Ce dernier, le pangolin géant, est devenu fort rare. Il semble même
avoir disparu de l'Ubembe sauf, peut-être, dans les extrémités
septentrionales du pays. L’ ’akanga est un animal assez petit
(c. 40 centimètres sans la queue), bas sur pattes, et au ventre
aplati. Sa tête est menue et pointue. Sa queue dépasse en longueur
celle du corps. Cet animal relève donc de la géométrie de l'agression.
Ce que confirme encore sa langue protractile, démesurée (vingt
centimètres et davantage) en forme de serpent, sa carapace d'écailles
cornées makamba, triplement lancéolées, très dures et tranchantes49,
et surtout ses énormes griffes, d'une puissance phénoménale (cf. ILL.
17). Exclusivement nocturne, le pangolin tricuspide ne vit que dans la
forêt. Il loge habituellement dans de petits terriers ou galeries.
C'est donc un animal de l'ombre et de la mort, ce qu'atteste notamment
la couleur gris sombre, parfois verdâtre, de ses écailles. C'est
pourquoi il est le compagnon de la civette noire, m'hala (l'un des petits frères du léopard, dont les Bamè ba ’akanga conservent les peaux et les dents50).

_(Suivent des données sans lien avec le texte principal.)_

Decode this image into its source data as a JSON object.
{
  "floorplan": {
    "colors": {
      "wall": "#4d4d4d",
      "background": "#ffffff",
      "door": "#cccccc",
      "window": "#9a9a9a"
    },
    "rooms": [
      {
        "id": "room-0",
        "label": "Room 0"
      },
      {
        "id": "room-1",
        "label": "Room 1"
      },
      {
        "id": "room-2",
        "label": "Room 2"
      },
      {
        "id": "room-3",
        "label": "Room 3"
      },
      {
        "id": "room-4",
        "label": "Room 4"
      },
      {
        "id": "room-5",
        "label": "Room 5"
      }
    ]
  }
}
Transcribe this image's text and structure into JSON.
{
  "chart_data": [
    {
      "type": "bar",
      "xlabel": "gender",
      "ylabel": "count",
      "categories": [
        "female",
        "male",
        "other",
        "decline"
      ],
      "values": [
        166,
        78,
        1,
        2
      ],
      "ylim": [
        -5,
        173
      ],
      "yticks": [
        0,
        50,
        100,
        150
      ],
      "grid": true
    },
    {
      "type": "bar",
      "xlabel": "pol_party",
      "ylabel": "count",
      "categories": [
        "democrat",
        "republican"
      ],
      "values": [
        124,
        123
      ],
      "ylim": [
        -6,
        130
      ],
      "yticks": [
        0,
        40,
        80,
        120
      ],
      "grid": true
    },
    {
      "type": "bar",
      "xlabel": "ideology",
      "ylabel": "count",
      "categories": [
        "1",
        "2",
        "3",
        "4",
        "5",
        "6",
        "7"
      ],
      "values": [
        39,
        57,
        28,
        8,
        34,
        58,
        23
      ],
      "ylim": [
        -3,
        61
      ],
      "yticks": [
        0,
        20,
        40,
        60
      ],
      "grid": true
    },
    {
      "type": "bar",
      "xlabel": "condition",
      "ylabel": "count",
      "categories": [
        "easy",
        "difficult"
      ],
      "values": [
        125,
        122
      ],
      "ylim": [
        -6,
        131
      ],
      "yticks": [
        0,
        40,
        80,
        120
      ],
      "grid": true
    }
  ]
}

Ce qui confirme surtout la passion avec laquelle le pangolin se
complaît dans la mort, est la nature de sa nourriture. Celle-ci est
essentiellement constituée de termites, miswa, ces petits insectes qui vont dialoguer avec les cadavres et peut-être l'âme des morts. Armé de ses griffes, lukyala, d'acier, le pangolin n'hésite pas en effet à s'attaquer aux termitières, dont la terre a la consistance d'un béton51,
pour en dégager les couloirs d'aération ou, au besoin (sa ténacité, sa
patience font l'admiration des Bembe), en démolir les parois. Il y
introduit sa langue dont la salive paralyse les insectes qu'il déglutit
ensuite.
BEMBE ILL. 17. Insignes bi’o’o d’un Mwamè wa ‘Akanga (Pangolin). Figurine en bois fixée sur une peau de pangolin. Canine de léopard fixée à la queue par une ficelle, lucèkè,
dans les tresses de laquelle sont insérées des pennes de plumes de
poule. Sur la queue de la figurine, on distingue un petit pangolin. Au
revers de la peau, sont fixés deux griffes véritables de léopard, des
cauris et des graines d’abrus precatorius. Le sculpteur a mis en évidence les griffes de l’animal. Bois, hématite, kaolin. Enduits rituels. Lg de la fig. 225 mm. Secteur de l’ Itombwe. 1990. ( ©Photo de P.P. Gossiaux ).
Jusqu'à
présent, tout paraît normal chez le pangolin. Totalement voué à la
mort, mangeur de mort, reclus dans l'ombre de la forêt, il semble
respecter sagement les frontières de son espace ontologique. Mais
d'autres traits de son comportement font naître le doute. Cet animal
que le destin semble condamner à cheminer dans les profondeurs de la
terre, se complaît dans les arbres, où il se déplace avec aisance. En
rompant ainsi les frontières de la verticalité, cet « oiseau-là » (sic)52 ne
cherche-t-il pas à rejoindre l'espace des singes ? L'on n'en doute
guère quand, en observant la manière dont il se déplace sur le sol,
l'on découvre qu'il marche debout comme certains singes et l'homme, sur
ses deux pattes arrière, appuyé sur la queue. Entend-il nier ses formes
horizontales ? Sans doute, puisque, de surcroît, lorsqu'il craint le
danger, il se love sur lui-même en spirale, la tête au centre, le corps
protégé par sa queue hérissée de ses écailles triplement acuminées.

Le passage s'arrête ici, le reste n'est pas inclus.